Early Bronze Age battle site found on German river bank
- Published
Fractured human remains found on a German river bank could provide the first compelling evidence of a major Bronze Age battle.
Archaeological excavations of the Tollense Valley in northern Germany unearthed fractured skulls, wooden clubs and horse remains dating from around 1200 BC.
The injuries to the skulls suggest face-to-face combat in a battle perhaps fought between warring tribes, say the researchers.
The paper, published in the journal Antiquity, external, is based primarily on an investigation begun in 2008 of the Tollense Valley site, which involved both ground excavations and surveys of the riverbed by divers.
They found remains of around 100 human bodies, of which eight had lesions to their bones. Most of the bodies, but not all, appeared to be young men.
The injuries included skull damage caused by massive blows or arrowheads, and some of the injuries appear to have been fatal.
One humerus (upper arm) bone contained an arrow head embedded more than 22mm into the bone, while a thigh bone fracture suggests a fall from a horse (horse bones were also found at the site).
The archaeologists also found remains of two wooden clubs, one the shape of a baseball bat and made of ash, the second the shape of a croquet mallet and made of sloe wood.
Dr Harald Lubke of the Centre for Baltic and Scandinavian Archaeology in Germany said the evidence pointed to a major battle site, perhaps the earliest found to date.
"At the the beginning of the Neolithic, we have finds like Talheim in Germany, where we have evidence of violence, but it doesn't look like this situation in the Tollense Valley where we have many humans there in the riverbed," he told the BBC.
"We have a lot of violence from blunt weapons without any healing traces, and we have also evidence of sharp weapons.

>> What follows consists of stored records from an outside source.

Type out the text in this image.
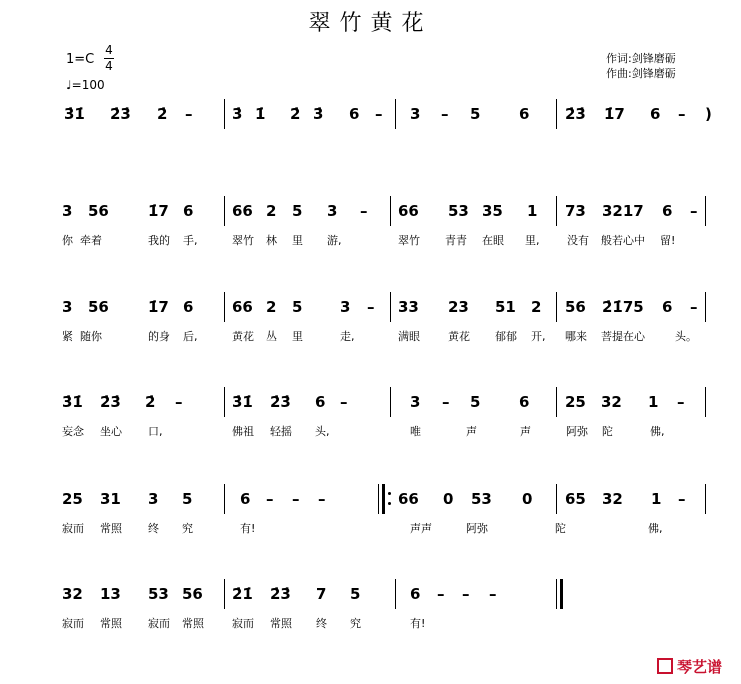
翠竹黄花
1=C
4
4
♩=100
作词:剑锋磨砺
作曲:剑锋磨砺
3̇1̇ 2̇3̇ 2̇ –	3̇ 1̇ 2̇ 3̇ 6 – 3 – 5	6 2̇3̇ 1̇7 6 – )
3 56	1̇7 6	66 2 5 3 – 66 53 35 1 73 3217 6 –
你 牵着	我的 手,	翠竹 林 里 游,	翠竹 青青 在眼 里,	没有 般若心中 留!
3 56	1̇7 6	66 2 5	3 – 33 23 51 2 56 2̇1̇75 6 –
紧 随你	的身 后,	黄花 丛 里	走,	满眼	黄花 郁郁 开, 哪来 菩提在心	头。
3̇1̇ 2̇3̇ 2̇ –	3̇1̇ 2̇3̇ 6 –	3 – 5	6 25 32 1 –
妄念 坐心 口,	佛祖 轻摇 头,	唯	声	声	阿弥 陀	佛,
25 31 3 5	6 – – –	66 0 53 0 65 32 1 –
寂而 常照 终 究	有!	声声	阿弥	陀	佛,
32 13 53 56 2̇1̇ 2̇3̇ 7 5	6 – – –
寂而 常照 寂而 常照	寂而 常照 终 究	有!
琴艺谱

There are a lot of signs that this happened immediately before the victims died and the bodies are not buried in the normal way."
The archaeologists found no pottery, ornaments or paved surfaces which might be suggestive of formal graves or burial rituals.
Many of the bones appear to have been transported some distance by the river, although some finds appear to be in their original position.
The researchers suggest the bodies may have been dumped in the river before being washed away and deposited on a sandbar. Alternatively, the dead could have been killed on the spot in "the swampy valley environment", the paper concludes.
Dr Lubke believes the real conflict may have been fought out further up the river, and that the bodies so far found represent just a fraction of the carnage wrought by the battle.
"This is only a sample, what we have found up until now - the modern river bed only cuts across part of the river bed of that time. There are likely to be many more remains.
"It's absolutely necessary to find the place where the bodies came into the water and that will explain if it really was a battle or something else, such as an offering, but we believe that a fight is the best explanation at the moment."
Evidence was also found among the human remains of a millet diet, which is not typical of Northern Germany at the time, which the researchers say may betray the presence of invaders.
While bronze pins of a Silesian design could suggest contact with the Silesian region 400km to the south-east, they say.